Aqui, o campo foi devastado por escavadeiras. A construção do boom econômico chegou bem antes da arqueologia da dor, com chalés espalhados por toda parte. Em 1936, Fuente Grande também era conhecida como a Fonte das Lágrimas pelo murmúrio ensurdecedor de suas águas de nascente e subterrâneas. Assim, retornamos aos versos vívidos de Antonio Machado descrevendo a última caminhada de Federico. "Construam, amigos, para o poeta um monte de pedra e durmam na Alhambra, sobre uma fonte onde a água chora e diz para sempre que o crime foi cometido em Granada, na sua Granada."
Certamente, a obra de Machado foi um lampejo poético singular de inspiração. Quase uma visão do que aconteceu na fria madrugada de Víznar, em agosto de 1936. Certamente, o segredo da execução do poeta deve ter se espalhado de boca em boca. Foi tão doloroso para a Espanha, logo no início de uma guerra há muito temida. Foi a introdução à paixão e à morte que dominariam o cotidiano de cada espanhol durante o conflito fratricida entre as duas Espanhas, cada uma das quais, é claro, acreditava representar a verdade do momento e, ao mesmo tempo, o futuro do país.
Machado teve a coragem de publicar a elegia fúnebre de seu amigo Federico. Fê-lo apenas dois meses depois, em 17 de outubro de 1936, na revista madrilena Ayuda, publicada pelo Soccorso Rosso Internazionale, uma organização comunista muito ativa na Espanha mesmo antes da Guerra Civil.
Os versos de Machado são dolorosos. Talvez sejam uma premonição do seu próprio fim, que veio da exaustão em 1939, após uma fuga inútil pelos Pireneus, quando os falangistas já haviam efetivamente vencido a guerra.

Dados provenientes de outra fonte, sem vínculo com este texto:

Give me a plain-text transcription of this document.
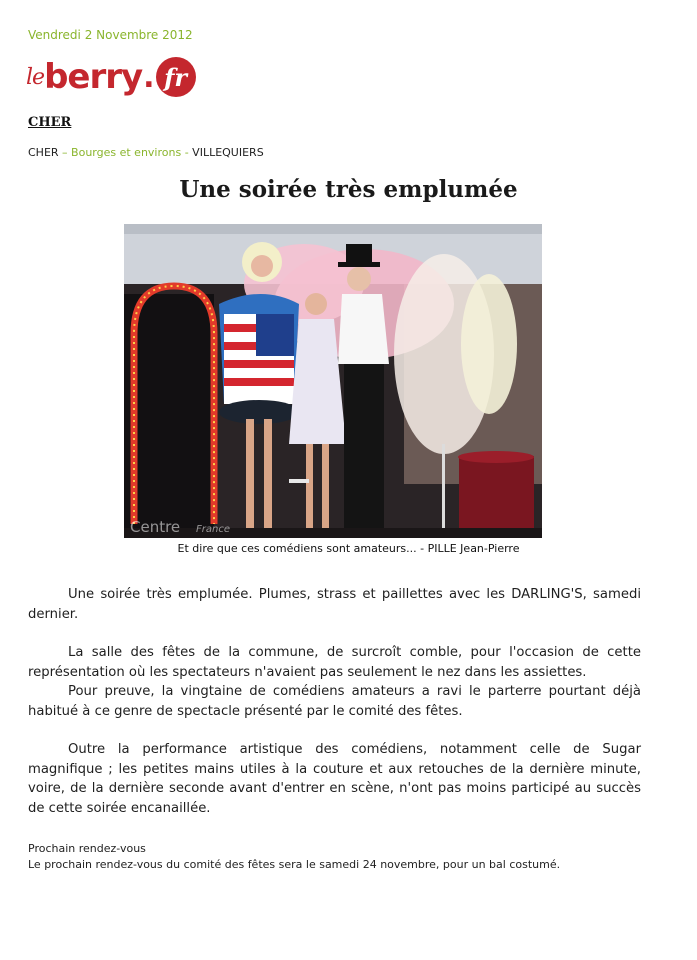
Vendredi 2 Novembre 2012
le berry . fr
CHER
CHER – Bourges et environs - VILLEQUIERS
Une soirée très emplumée
Centre France
Et dire que ces comédiens sont amateurs... - PILLE Jean-Pierre

Une soirée très emplumée. Plumes, strass et paillettes avec les DARLING'S, samedi dernier.

La salle des fêtes de la commune, de surcroît comble, pour l'occasion de cette représentation où les spectateurs n'avaient pas seulement le nez dans les assiettes.

Pour preuve, la vingtaine de comédiens amateurs a ravi le parterre pourtant déjà habitué à ce genre de spectacle présenté par le comité des fêtes.

Outre la performance artistique des comédiens, notamment celle de Sugar magnifique ; les petites mains utiles à la couture et aux retouches de la dernière minute, voire, de la dernière seconde avant d'entrer en scène, n'ont pas moins participé au succès de cette soirée encanaillée.

Prochain rendez-vous
Le prochain rendez-vous du comité des fêtes sera le samedi 24 novembre, pour un bal costumé.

Mas é sobre os motivos da execução de Lorca que Machado tem a percepção mais comovente. "Federico cortejou a morte", escreve Machado. "Porque ontem, camarada, meus versos ecoaram o bater de palmas de suas mãos ossudas, e você trouxe arrepios ao meu canto e o fio de sua foice de prata à minha tragédia. Cantarei para você a carne que você não tem, os olhos que lhe faltam, os cabelos que o vento jogou, os lábios vermelhos onde te beijaram... Hoje como ontem, cigana, minha morte, como sou feliz sozinho com você entre estas brisas de Granada." A morte, finalmente, ouviu.